Wilfred Hillard Culmer (November 11, 1957 – October 14, 2003) was a Bahamian Major League Baseball player for the Cleveland Indians. He was inducted to the Bahamas Sports Hall of Fame in 2011.

==Career==
Culmer originally played baseball in the Bahamas after graduating high school, and was considered to be one of the country's best home run hitters. He was signed by the Philadelphia Phillies in 1977 as an amateur free agent and began his professional career the following year with the rookie-league Helena Phillies; he had a batting average of .358 in 55 games. The following year, he split the season between the Spartanburg Phillies and the Peninsula Pilots. In 1980, Culmer spent the season with Peninsula and had a career year. He had a .369 batting average and 184 hits, both of which led the Carolina League. He also had 18 home runs, 93 runs batted in, and 26 stolen bases; he was added to the Phillies' 40-man roster after the season as a result.

In 1981, he spent the season with the Reading Phillies, and had a .282 average in 120 games, but where were still questions about his fielding ability. Jayson Stark noted that "he can be as good as he wants to be" but was making too many fundamental mistakes in the minors for his natural talent to transfer. Culmer spent 1982 with the Oklahoma City 89ers, and had a .288 batting average and 14 home runs in 119 games. After the season, he was traded to the Cleveland Indians with Jerry Reed and Roy Smith for John Denny.

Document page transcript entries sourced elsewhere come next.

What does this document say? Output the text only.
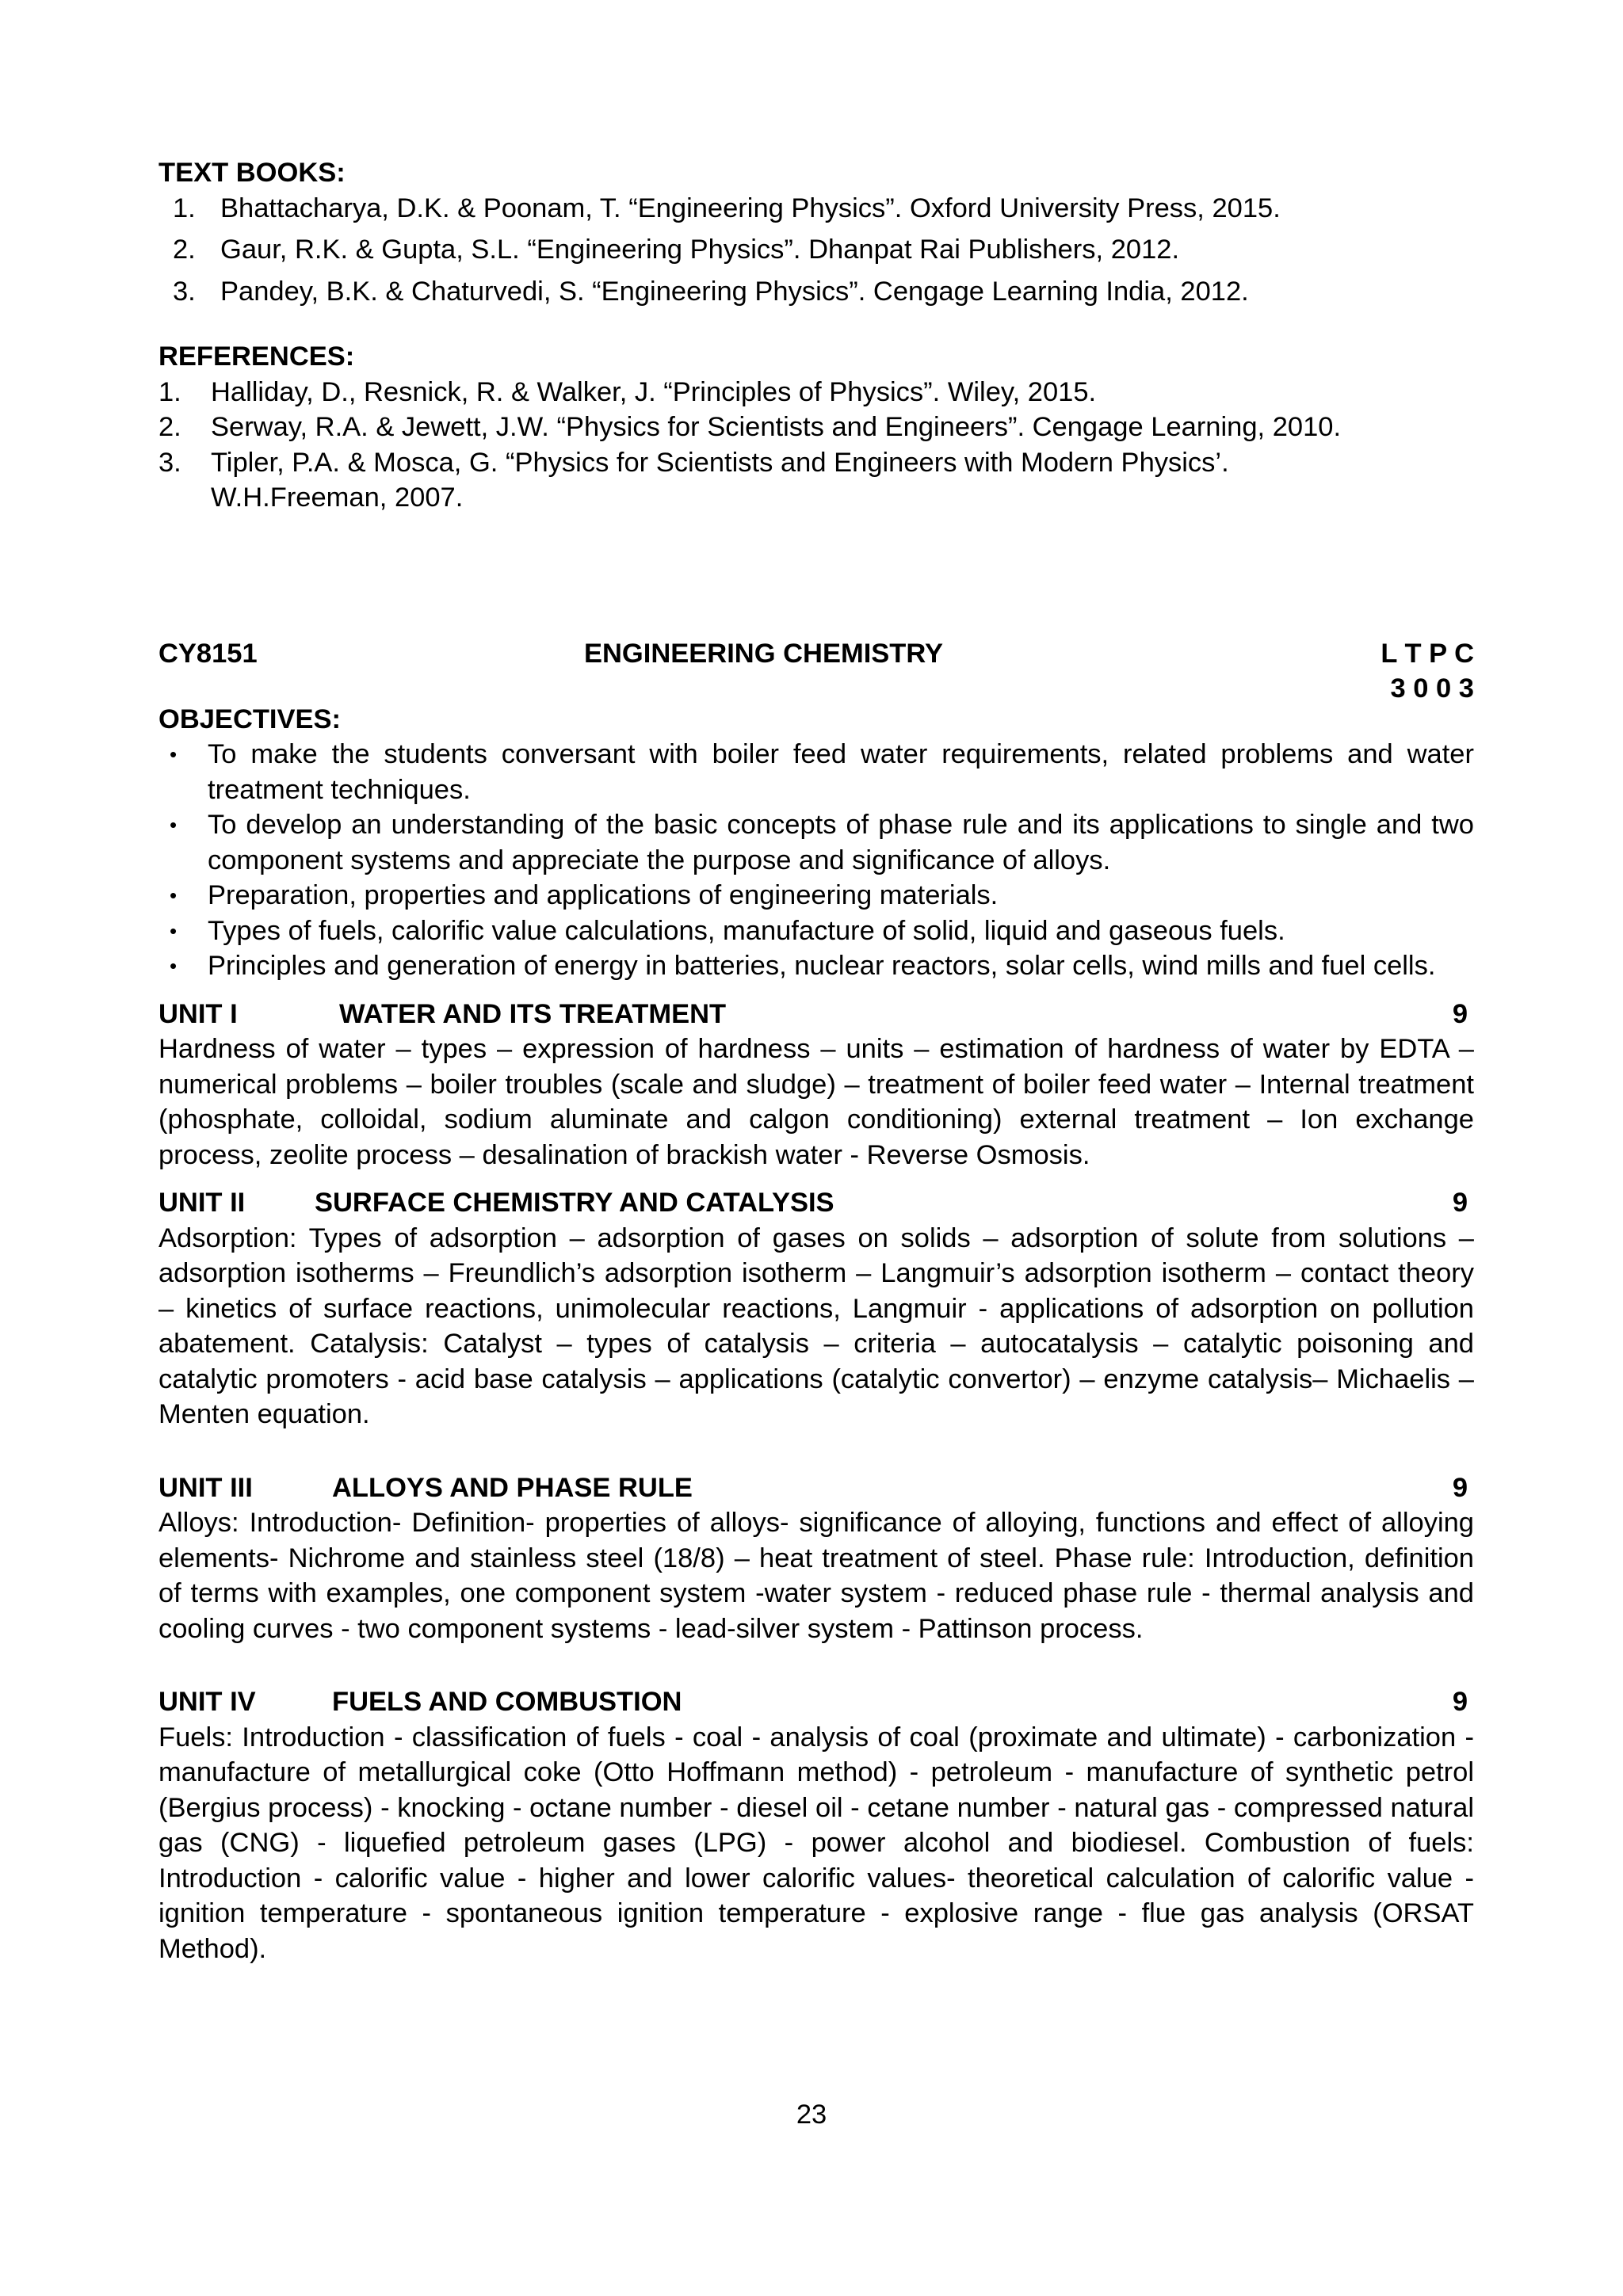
TEXT BOOKS:
1. Bhattacharya, D.K. & Poonam, T. “Engineering Physics”. Oxford University Press, 2015.
2. Gaur, R.K. & Gupta, S.L. “Engineering Physics”. Dhanpat Rai Publishers, 2012.
3. Pandey, B.K. & Chaturvedi, S. “Engineering Physics”. Cengage Learning India, 2012.
REFERENCES:
1.	Halliday, D., Resnick, R. & Walker, J. “Principles of Physics”. Wiley, 2015.
2.	Serway, R.A. & Jewett, J.W. “Physics for Scientists and Engineers”. Cengage Learning, 2010.
3.	Tipler, P.A. & Mosca, G. “Physics for Scientists and Engineers with Modern Physics’. W.H.Freeman, 2007.
CY8151	ENGINEERING CHEMISTRY	L T P C
3 0 0 3
OBJECTIVES:
•	To make the students conversant with boiler feed water requirements, related problems and water treatment techniques.
•	To develop an understanding of the basic concepts of phase rule and its applications to single and two component systems and appreciate the purpose and significance of alloys.
•	Preparation, properties and applications of engineering materials.
•	Types of fuels, calorific value calculations, manufacture of solid, liquid and gaseous fuels.
•	Principles and generation of energy in batteries, nuclear reactors, solar cells, wind mills and fuel cells.
UNIT I	WATER AND ITS TREATMENT	9
Hardness of water – types – expression of hardness – units – estimation of hardness of water by EDTA – numerical problems – boiler troubles (scale and sludge) – treatment of boiler feed water – Internal treatment (phosphate, colloidal, sodium aluminate and calgon conditioning) external treatment – Ion exchange process, zeolite process – desalination of brackish water - Reverse Osmosis.
UNIT II	SURFACE CHEMISTRY AND CATALYSIS	9
Adsorption: Types of adsorption – adsorption of gases on solids – adsorption of solute from solutions – adsorption isotherms – Freundlich’s adsorption isotherm – Langmuir’s adsorption isotherm – contact theory – kinetics of surface reactions, unimolecular reactions, Langmuir - applications of adsorption on pollution abatement. Catalysis: Catalyst – types of catalysis – criteria – autocatalysis – catalytic poisoning and catalytic promoters - acid base catalysis – applications (catalytic convertor) – enzyme catalysis– Michaelis – Menten equation.
UNIT III	ALLOYS AND PHASE RULE	9
Alloys: Introduction- Definition- properties of alloys- significance of alloying, functions and effect of alloying elements- Nichrome and stainless steel (18/8) – heat treatment of steel. Phase rule: Introduction, definition of terms with examples, one component system -water system - reduced phase rule - thermal analysis and cooling curves - two component systems - lead-silver system - Pattinson process.
UNIT IV	FUELS AND COMBUSTION	9
Fuels: Introduction - classification of fuels - coal - analysis of coal (proximate and ultimate) - carbonization - manufacture of metallurgical coke (Otto Hoffmann method) - petroleum - manufacture of synthetic petrol (Bergius process) - knocking - octane number - diesel oil - cetane number - natural gas - compressed natural gas (CNG) - liquefied petroleum gases (LPG) - power alcohol and biodiesel. Combustion of fuels: Introduction - calorific value - higher and lower calorific values- theoretical calculation of calorific value - ignition temperature - spontaneous ignition temperature - explosive range - flue gas analysis (ORSAT Method).
23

Culmer made the Indians roster out of spring training, and in his debut on April 12 got two hits in three at-bats. He played in six more games after his debut but did not get any more hits, and was demoted to the Charleston Charlies, where he had a .245 batting average in 87 games. After a 1984 season that was split between the Buffalo Bisons and Maine Guides, Culmer retired and returned to the Bahamas until his death in 2003.